Через несколько дней после Эвиного дня рождения мне позвонила воспитательница и попросила приехать в детский сад при первой возможности. Я, благо работа была уже почти закончена, отпросился и рванул к ним; дочь встретила меня во всегдашнем уравновешенном состоянии, чего нельзя было сказать о воспитательнице.
- Того мальчика увезли на скорой, - испуганно поведала женщина.
- Какого мальчика?
Выяснилось, что один из приятелей Эвы, который был у неё на дне рождения, во всеуслышание пристал к ней с вопросом, почему на празднике не было её мамы, и невольно спровоцировал тем самым интерес у других детей.
- Ты разве не ответила то, что мы с тобой обсуждали? – спросил я.
- Ответила, - подтвердила Эвелина. – Сказала, что мама в отъезде, а зато есть папа и Лёва. Но он всё равно приставал. Говорил, мама обязательно должна быть на дне рождения.

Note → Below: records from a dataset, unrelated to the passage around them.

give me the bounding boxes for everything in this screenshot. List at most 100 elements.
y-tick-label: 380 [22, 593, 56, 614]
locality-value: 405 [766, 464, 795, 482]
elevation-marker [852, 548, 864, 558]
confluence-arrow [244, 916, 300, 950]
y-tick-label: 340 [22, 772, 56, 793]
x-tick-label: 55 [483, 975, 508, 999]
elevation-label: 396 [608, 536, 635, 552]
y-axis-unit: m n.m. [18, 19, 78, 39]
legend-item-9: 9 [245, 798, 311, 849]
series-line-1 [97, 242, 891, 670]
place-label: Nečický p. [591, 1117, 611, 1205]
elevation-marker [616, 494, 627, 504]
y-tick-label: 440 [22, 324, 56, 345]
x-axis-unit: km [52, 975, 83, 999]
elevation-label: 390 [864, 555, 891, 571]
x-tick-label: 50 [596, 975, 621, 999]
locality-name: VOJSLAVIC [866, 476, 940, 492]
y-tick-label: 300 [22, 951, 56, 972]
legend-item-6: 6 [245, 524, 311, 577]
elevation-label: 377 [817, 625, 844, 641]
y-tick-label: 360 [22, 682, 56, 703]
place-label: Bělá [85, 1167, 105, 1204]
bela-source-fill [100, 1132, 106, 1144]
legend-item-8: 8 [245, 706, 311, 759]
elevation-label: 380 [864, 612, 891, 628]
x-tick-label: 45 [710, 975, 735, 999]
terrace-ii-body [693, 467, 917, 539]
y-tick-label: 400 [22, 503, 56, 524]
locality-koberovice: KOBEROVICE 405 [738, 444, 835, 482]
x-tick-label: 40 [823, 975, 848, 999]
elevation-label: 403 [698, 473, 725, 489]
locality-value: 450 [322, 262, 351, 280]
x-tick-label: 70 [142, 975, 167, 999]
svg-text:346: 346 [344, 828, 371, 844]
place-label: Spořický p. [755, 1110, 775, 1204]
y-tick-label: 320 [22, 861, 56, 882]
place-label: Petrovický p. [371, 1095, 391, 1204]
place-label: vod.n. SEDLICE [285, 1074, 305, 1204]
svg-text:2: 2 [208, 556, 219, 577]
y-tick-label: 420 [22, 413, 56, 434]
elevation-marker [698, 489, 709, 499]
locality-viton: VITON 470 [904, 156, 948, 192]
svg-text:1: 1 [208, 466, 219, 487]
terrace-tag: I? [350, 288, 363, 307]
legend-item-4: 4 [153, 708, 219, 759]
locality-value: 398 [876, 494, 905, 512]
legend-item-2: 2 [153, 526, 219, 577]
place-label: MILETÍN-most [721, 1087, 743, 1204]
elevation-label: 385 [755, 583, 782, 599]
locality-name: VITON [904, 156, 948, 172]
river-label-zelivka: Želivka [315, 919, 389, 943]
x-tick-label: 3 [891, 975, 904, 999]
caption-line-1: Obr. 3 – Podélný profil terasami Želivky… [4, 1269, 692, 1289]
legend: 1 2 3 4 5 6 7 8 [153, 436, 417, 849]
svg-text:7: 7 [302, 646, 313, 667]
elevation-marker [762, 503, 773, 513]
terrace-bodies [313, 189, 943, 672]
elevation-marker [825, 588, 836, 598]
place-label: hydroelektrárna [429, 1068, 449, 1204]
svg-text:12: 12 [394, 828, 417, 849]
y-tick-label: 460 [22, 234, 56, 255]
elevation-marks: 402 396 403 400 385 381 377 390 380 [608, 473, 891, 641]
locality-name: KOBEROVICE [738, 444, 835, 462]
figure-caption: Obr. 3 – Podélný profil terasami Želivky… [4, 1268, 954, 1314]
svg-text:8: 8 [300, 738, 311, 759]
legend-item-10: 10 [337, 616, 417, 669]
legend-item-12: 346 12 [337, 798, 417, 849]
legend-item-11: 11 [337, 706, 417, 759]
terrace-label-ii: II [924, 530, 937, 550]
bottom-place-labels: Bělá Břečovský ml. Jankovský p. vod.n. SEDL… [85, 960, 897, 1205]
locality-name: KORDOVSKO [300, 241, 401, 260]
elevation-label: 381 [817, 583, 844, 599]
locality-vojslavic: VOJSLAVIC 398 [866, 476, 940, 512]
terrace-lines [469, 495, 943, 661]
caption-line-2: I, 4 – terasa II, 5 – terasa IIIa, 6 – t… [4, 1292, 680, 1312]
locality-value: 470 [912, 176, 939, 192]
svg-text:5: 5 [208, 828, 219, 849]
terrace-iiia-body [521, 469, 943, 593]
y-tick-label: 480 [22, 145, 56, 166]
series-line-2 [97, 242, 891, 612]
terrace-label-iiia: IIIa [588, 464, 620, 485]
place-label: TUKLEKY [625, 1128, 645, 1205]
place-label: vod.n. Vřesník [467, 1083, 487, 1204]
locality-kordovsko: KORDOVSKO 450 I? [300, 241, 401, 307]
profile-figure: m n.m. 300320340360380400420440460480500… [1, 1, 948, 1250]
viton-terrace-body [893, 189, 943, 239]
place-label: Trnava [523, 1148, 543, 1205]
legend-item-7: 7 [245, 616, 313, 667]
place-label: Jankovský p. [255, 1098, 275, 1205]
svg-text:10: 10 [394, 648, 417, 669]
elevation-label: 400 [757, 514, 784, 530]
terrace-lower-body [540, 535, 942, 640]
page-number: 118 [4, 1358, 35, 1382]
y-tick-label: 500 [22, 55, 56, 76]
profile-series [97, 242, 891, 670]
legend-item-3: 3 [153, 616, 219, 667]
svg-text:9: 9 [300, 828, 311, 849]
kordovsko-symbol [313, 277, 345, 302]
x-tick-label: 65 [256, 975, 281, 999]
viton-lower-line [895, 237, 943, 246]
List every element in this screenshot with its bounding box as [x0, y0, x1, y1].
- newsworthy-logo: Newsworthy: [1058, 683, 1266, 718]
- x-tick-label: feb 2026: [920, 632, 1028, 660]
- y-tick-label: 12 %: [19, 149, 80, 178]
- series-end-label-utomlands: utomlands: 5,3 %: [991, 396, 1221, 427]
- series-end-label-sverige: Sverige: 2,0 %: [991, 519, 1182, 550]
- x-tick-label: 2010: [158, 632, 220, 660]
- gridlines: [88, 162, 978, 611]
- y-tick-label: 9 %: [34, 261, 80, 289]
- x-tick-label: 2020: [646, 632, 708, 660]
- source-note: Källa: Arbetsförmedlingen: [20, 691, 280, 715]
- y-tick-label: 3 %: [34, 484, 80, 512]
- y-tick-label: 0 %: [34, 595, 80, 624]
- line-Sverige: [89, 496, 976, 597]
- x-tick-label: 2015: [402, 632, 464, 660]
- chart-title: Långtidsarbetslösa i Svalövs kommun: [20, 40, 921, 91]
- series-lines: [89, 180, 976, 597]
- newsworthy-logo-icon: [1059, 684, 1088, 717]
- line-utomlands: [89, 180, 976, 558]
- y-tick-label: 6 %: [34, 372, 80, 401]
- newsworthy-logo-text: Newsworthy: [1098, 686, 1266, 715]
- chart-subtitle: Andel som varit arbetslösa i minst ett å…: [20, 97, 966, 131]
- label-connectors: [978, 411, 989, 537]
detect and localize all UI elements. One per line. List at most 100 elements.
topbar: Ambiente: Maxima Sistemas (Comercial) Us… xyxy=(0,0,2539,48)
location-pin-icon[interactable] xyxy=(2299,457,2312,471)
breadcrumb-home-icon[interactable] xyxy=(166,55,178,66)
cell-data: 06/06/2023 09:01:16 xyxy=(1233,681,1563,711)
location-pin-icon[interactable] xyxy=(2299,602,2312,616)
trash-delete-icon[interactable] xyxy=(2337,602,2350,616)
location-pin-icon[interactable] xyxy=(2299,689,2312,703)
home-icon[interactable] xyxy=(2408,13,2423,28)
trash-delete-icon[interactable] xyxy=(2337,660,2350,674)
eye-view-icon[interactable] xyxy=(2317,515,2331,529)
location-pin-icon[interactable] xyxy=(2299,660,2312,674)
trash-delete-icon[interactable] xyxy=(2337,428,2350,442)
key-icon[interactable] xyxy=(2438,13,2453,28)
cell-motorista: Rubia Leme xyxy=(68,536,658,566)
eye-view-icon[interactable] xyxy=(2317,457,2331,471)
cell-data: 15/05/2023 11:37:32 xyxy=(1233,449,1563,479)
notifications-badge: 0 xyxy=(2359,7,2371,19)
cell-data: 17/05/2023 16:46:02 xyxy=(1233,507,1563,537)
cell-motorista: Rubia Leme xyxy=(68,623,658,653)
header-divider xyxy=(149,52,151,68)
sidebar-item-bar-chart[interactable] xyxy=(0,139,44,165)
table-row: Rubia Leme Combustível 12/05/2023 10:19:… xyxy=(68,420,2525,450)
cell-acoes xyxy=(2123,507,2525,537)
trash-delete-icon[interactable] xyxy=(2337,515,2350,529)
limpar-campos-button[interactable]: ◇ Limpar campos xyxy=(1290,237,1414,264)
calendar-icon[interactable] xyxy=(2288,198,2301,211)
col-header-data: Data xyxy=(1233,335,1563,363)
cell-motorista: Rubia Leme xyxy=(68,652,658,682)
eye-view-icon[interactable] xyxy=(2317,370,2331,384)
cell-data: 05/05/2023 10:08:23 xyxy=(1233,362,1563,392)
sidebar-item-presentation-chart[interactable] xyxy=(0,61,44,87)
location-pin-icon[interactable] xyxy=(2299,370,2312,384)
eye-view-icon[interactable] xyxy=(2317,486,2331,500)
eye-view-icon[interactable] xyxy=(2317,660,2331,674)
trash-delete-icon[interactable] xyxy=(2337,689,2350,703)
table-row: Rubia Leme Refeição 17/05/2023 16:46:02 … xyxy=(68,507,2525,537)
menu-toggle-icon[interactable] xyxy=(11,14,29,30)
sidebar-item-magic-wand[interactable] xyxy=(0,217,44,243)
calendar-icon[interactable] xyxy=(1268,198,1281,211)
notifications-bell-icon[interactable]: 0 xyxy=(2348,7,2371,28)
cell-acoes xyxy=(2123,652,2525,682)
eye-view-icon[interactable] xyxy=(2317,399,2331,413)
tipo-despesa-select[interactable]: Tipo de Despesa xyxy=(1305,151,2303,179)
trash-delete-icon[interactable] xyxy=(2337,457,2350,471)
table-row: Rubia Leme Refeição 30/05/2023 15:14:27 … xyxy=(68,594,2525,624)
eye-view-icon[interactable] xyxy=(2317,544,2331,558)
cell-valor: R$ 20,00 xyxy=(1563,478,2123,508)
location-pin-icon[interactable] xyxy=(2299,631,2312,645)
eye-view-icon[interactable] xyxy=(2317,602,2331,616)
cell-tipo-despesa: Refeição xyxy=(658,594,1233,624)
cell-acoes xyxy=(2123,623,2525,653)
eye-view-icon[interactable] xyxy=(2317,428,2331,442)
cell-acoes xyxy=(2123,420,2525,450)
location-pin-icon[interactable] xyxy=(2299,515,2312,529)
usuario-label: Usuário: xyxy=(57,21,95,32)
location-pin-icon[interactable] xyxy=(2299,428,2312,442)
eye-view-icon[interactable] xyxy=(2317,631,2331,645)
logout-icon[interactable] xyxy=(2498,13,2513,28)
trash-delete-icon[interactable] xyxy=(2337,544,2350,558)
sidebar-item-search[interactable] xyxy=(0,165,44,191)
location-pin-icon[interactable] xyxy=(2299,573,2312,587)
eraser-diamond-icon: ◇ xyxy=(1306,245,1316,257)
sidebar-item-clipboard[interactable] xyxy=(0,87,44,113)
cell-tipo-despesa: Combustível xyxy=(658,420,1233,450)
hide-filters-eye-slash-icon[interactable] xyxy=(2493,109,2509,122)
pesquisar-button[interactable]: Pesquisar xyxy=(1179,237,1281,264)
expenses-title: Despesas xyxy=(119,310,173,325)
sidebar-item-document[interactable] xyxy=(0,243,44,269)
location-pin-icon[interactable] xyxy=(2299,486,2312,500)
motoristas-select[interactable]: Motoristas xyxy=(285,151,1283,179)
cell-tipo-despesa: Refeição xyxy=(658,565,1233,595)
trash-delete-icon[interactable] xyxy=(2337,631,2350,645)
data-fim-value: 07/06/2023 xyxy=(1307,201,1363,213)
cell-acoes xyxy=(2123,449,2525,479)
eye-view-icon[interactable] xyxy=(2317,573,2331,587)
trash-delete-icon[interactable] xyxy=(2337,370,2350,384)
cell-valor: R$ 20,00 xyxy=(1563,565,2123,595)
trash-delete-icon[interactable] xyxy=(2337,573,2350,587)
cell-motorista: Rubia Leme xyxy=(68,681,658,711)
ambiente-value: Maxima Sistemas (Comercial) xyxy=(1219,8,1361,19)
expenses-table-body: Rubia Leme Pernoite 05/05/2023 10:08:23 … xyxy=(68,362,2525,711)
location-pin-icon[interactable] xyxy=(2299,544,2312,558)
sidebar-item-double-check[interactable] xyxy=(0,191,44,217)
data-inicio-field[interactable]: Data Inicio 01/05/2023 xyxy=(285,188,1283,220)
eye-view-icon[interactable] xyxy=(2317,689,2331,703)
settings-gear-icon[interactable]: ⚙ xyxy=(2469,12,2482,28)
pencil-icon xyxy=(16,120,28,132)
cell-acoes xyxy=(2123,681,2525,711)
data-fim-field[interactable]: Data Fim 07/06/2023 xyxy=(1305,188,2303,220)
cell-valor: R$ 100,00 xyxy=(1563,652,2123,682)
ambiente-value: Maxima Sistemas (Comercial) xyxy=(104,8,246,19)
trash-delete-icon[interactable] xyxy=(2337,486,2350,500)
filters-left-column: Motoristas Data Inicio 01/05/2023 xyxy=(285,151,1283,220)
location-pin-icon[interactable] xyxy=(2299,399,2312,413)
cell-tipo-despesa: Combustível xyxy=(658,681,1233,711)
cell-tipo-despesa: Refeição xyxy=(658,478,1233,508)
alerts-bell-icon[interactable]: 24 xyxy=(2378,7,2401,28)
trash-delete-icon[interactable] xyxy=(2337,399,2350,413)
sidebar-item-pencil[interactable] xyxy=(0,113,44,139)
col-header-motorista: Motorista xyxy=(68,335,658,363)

У всех так – а у меня почему не так?
- И что ты сделала?
По словам воспитательницы, Эвелина, по всей видимости, прокралась на кухню и, пока никто не видел, утащила оттуда вилку. За обедом она села рядом с этим мальчиком и, стоило ему вновь поднять эту тему, - она воткнула ему вилку в тыльную сторону руки, а головой макнула его в тарелку с супом; да так, что ребёнок от неожиданности чуть не захлебнулся. Эва осуществила всё так быстро, словно успела спланировать заранее; подбежавшей нянечке только и оставалось, что немедленно вызвать скорую и вместе с медсестрой попытаться остановить кровь, хлеставшую из руки обидчика.
Я строго спросил, правда ли всё это.
Эва не отрицала.
Вечером мы ещё раз поговорили с Эвелиной о маме; потом я всё-таки повторно свозил её к детскому невропатологу и психологу. Те отклонений не обнаружили – но сказали, что девочку очевидно травмирует отсутствие матери. И мне, и врачам она упрямо повторяла одно:
- Почему у всех есть – только у меня нет?
- Но ведь у Боба, нашего соседа, тоже нет. И у Энджелы из твоей группы, - вспомнил я. – По-всякому в жизни случается.
- Так у них умерли, - возразила Эва. – А где такая мама, чтобы уехала и долго не приезжала?
- Но умереть – это то же самое. Уехать далеко, где никто не может найти, и долго не приезжать. Почти то же самое, - попробовал объяснить я. – Эва, скажи мне… ты того мальчика так… обидела – за то, что он обидел тебя, да?